O cozinheiro Cookie precisa do leite de uma vaca que não é sua em First Cow. Foto: divulgação.

First Cow é um filme de produção norte-americana que figura em primeiro lugar entre os melhores de 2021 de acordo com o ranking da revista francesa Cahiers du Cinema[1].


A película, que no Brasil ganhou o nada inspirado subtítulo de “a primeira vaca da América”, é de fato muito boa e merece atenção pela maneira como sua diretora, Kelly Reichardt, aborda o tema da propriedade privada e seu impacto na vida de indivíduos que estão no limite da marginalidade.

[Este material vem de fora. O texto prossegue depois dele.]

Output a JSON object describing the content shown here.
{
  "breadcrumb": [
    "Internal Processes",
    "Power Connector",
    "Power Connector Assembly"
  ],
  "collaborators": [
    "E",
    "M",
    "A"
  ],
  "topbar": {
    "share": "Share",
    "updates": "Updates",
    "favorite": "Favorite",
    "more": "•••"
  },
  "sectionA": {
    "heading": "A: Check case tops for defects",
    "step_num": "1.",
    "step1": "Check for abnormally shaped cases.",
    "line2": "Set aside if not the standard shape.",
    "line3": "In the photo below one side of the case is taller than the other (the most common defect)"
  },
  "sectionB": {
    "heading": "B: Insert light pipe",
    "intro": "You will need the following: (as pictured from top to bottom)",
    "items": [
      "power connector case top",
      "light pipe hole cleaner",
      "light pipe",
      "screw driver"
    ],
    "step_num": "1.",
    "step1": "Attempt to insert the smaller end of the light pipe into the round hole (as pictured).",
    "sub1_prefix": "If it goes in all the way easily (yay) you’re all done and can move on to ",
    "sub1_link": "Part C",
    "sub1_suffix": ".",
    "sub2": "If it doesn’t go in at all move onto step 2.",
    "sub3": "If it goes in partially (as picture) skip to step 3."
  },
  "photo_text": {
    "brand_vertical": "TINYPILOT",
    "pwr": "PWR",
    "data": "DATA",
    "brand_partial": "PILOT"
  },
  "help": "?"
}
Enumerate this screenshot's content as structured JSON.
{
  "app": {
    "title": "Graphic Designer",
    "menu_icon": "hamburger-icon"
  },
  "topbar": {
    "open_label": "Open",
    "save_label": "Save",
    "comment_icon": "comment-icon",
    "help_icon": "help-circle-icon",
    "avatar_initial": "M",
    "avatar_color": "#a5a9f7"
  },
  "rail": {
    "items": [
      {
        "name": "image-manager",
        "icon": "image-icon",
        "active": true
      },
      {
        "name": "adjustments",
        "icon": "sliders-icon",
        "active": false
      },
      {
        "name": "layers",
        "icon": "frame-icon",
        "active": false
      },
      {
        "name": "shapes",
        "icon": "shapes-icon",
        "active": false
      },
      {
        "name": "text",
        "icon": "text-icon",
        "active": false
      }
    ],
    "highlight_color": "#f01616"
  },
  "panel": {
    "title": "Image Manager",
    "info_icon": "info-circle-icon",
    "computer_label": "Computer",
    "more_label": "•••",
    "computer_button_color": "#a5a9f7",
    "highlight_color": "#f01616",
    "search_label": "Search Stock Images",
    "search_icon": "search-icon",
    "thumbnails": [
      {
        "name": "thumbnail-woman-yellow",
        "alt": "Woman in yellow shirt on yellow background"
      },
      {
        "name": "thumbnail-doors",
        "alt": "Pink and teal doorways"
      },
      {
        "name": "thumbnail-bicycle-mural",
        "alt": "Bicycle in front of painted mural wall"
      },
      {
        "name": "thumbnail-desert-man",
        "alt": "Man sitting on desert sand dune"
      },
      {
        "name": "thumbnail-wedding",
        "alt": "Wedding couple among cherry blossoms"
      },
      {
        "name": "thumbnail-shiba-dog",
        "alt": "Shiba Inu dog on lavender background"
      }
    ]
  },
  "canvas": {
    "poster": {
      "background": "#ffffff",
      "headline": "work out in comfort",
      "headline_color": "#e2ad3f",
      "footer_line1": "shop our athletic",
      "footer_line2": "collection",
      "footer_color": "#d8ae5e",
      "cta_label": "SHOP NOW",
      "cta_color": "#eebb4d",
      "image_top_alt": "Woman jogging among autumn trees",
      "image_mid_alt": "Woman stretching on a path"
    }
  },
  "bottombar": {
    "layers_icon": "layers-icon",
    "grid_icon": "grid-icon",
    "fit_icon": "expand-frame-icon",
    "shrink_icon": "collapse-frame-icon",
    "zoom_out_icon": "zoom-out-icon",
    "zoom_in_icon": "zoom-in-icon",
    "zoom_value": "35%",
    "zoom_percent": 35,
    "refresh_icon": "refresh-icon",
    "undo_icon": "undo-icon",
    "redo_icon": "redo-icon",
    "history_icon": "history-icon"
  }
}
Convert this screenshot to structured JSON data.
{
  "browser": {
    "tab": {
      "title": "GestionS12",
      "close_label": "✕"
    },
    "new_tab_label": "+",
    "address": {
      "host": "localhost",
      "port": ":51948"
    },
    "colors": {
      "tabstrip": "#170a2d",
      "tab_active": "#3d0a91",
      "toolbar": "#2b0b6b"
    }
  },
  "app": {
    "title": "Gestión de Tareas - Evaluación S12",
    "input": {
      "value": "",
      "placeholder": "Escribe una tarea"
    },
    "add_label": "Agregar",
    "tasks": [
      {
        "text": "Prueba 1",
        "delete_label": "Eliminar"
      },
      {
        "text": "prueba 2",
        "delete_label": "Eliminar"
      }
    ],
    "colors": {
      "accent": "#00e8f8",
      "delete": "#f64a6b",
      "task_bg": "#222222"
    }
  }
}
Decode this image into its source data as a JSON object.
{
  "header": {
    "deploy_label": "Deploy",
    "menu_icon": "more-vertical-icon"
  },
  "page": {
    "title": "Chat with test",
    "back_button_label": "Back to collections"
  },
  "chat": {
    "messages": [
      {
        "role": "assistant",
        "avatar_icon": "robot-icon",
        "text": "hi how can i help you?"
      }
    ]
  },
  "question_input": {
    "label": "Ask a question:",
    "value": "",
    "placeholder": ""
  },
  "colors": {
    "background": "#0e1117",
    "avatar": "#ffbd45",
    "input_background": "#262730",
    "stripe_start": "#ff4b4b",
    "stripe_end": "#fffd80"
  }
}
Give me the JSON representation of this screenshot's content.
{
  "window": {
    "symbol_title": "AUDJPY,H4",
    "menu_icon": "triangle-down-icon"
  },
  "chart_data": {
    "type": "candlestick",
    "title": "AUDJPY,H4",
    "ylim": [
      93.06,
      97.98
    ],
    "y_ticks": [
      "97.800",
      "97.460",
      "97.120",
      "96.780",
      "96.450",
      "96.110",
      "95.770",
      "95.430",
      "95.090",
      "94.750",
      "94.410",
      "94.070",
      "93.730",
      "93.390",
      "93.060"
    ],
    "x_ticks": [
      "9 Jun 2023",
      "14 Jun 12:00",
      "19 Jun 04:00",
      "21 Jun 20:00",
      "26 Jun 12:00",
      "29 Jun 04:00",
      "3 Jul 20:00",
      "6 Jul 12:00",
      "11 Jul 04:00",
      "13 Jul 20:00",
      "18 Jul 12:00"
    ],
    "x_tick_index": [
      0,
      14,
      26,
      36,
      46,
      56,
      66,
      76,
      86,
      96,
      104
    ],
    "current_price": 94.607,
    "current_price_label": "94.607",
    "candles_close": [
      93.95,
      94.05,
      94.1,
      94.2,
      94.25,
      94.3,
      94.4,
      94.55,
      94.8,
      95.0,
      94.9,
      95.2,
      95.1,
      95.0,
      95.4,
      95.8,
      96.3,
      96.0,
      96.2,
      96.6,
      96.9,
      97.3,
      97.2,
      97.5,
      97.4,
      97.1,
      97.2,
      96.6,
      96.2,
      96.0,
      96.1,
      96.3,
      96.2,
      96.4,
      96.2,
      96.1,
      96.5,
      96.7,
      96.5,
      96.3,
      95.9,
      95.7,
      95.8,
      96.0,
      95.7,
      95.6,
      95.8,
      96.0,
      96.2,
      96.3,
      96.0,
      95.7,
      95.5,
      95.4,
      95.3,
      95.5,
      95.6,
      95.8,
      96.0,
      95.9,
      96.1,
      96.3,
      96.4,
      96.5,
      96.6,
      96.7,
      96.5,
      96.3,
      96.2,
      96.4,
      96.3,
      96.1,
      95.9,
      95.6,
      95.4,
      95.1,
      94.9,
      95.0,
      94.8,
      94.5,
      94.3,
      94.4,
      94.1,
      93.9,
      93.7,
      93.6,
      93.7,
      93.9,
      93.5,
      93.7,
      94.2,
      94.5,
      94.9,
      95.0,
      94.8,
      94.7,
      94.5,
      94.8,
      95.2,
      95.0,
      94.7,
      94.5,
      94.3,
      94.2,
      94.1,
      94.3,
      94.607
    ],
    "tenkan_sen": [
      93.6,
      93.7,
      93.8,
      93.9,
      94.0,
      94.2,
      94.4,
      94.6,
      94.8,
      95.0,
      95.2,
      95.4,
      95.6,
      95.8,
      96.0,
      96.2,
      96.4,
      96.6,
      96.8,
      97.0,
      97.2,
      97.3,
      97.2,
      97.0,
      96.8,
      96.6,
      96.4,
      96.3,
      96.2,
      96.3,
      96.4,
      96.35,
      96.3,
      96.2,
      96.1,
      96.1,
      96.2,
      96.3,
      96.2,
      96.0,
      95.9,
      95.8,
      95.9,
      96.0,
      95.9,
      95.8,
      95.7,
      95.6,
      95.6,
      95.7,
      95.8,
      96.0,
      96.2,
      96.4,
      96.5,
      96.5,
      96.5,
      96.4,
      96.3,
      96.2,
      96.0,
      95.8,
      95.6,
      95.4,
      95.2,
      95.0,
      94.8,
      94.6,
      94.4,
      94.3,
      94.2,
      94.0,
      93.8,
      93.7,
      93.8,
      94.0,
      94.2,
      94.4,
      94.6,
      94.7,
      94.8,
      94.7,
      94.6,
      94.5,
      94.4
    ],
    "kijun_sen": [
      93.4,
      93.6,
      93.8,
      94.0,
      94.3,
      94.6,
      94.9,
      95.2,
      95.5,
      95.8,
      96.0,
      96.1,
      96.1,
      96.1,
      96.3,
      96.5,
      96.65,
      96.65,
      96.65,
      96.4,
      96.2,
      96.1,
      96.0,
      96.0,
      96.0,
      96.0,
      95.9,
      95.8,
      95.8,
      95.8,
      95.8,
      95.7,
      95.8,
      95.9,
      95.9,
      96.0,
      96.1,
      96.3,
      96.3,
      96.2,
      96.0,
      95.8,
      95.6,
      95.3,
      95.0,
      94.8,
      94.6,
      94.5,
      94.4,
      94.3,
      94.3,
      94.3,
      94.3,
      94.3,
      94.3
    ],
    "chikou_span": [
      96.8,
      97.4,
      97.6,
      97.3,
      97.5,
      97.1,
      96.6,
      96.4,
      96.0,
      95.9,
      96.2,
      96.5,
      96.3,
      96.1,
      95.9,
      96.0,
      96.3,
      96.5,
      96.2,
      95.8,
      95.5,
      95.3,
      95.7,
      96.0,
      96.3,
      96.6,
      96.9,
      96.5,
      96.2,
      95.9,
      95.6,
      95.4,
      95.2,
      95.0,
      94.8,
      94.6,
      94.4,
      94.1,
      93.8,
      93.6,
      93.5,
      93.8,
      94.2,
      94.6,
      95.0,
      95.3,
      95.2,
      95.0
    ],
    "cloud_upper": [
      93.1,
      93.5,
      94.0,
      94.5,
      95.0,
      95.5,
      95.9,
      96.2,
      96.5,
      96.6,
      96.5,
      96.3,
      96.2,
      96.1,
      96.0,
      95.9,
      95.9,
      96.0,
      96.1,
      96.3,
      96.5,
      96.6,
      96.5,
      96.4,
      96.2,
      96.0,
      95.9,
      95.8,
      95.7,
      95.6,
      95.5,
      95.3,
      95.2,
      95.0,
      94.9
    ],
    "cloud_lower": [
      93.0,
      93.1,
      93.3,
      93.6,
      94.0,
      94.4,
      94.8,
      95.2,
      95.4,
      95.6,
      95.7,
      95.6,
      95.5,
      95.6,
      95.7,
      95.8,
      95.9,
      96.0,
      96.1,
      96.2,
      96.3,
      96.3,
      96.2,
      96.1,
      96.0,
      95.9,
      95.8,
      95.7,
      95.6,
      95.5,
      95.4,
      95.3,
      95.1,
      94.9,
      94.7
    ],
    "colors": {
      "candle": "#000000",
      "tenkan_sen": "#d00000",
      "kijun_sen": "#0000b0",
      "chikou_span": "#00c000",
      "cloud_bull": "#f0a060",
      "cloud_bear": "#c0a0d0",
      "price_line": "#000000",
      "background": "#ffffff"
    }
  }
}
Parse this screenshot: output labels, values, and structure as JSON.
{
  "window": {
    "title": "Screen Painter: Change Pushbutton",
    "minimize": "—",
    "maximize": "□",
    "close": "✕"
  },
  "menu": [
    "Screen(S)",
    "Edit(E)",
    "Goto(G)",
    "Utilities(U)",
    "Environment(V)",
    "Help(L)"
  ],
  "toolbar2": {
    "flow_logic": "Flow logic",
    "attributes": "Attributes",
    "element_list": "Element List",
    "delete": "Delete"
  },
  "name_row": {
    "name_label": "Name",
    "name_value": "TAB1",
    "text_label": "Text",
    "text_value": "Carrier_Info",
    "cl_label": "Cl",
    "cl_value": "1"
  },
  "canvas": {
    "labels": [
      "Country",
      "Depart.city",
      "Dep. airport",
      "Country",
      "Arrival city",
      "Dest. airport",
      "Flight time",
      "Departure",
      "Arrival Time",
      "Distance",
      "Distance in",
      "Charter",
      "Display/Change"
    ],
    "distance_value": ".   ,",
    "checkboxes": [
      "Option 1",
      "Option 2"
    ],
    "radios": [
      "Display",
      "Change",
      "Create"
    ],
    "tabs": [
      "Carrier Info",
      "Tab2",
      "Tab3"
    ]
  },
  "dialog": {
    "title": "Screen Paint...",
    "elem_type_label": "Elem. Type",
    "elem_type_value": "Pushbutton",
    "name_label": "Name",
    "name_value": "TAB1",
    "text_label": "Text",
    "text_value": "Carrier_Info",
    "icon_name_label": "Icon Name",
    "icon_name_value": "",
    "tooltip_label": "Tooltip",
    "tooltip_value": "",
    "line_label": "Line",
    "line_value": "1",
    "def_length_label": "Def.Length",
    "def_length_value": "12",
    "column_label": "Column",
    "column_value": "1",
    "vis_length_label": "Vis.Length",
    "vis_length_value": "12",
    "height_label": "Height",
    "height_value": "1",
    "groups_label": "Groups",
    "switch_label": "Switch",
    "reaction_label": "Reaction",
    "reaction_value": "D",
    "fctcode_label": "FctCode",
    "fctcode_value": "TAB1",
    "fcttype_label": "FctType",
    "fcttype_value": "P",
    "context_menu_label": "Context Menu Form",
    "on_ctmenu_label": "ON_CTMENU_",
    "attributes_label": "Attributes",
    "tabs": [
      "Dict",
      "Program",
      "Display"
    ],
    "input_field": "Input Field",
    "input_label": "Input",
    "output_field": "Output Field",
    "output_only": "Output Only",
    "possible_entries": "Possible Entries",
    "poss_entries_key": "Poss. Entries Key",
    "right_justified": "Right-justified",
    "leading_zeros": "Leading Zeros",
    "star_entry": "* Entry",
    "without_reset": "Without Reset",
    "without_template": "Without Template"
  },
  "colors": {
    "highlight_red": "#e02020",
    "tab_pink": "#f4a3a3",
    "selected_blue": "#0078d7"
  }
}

O enredo conta a história do padeiro Cookie (John Magaro) e do aventureiro chinês King-Lu (Orion Lee) durante a colonização do estado do Oregon, nas primeiras décadas do século XIX. No vasto território, caçadores e mineiros buscam subsistência em meio a um ambiente ainda selvagem.

Um fiapo de organização estatal está presente em um forte de fronteira, comandado por um Administrador Geral (Toby Jones), uma figura de autoridade, com gostos burgueses superficiais, que controla o comércio incipiente, os poucos militares e a hierarquia social. É dele a primeira vaca da região.


Pobres, sem trabalho e movidos por uma ambição pequeno-burguesa que inclui sonhos de caráter empreendedor bastante atuais como abrir um hotel ou uma padaria, os amigos decidem pegar o leite da vaca para fazer e vender bolinhos fritos aos habitantes do forte.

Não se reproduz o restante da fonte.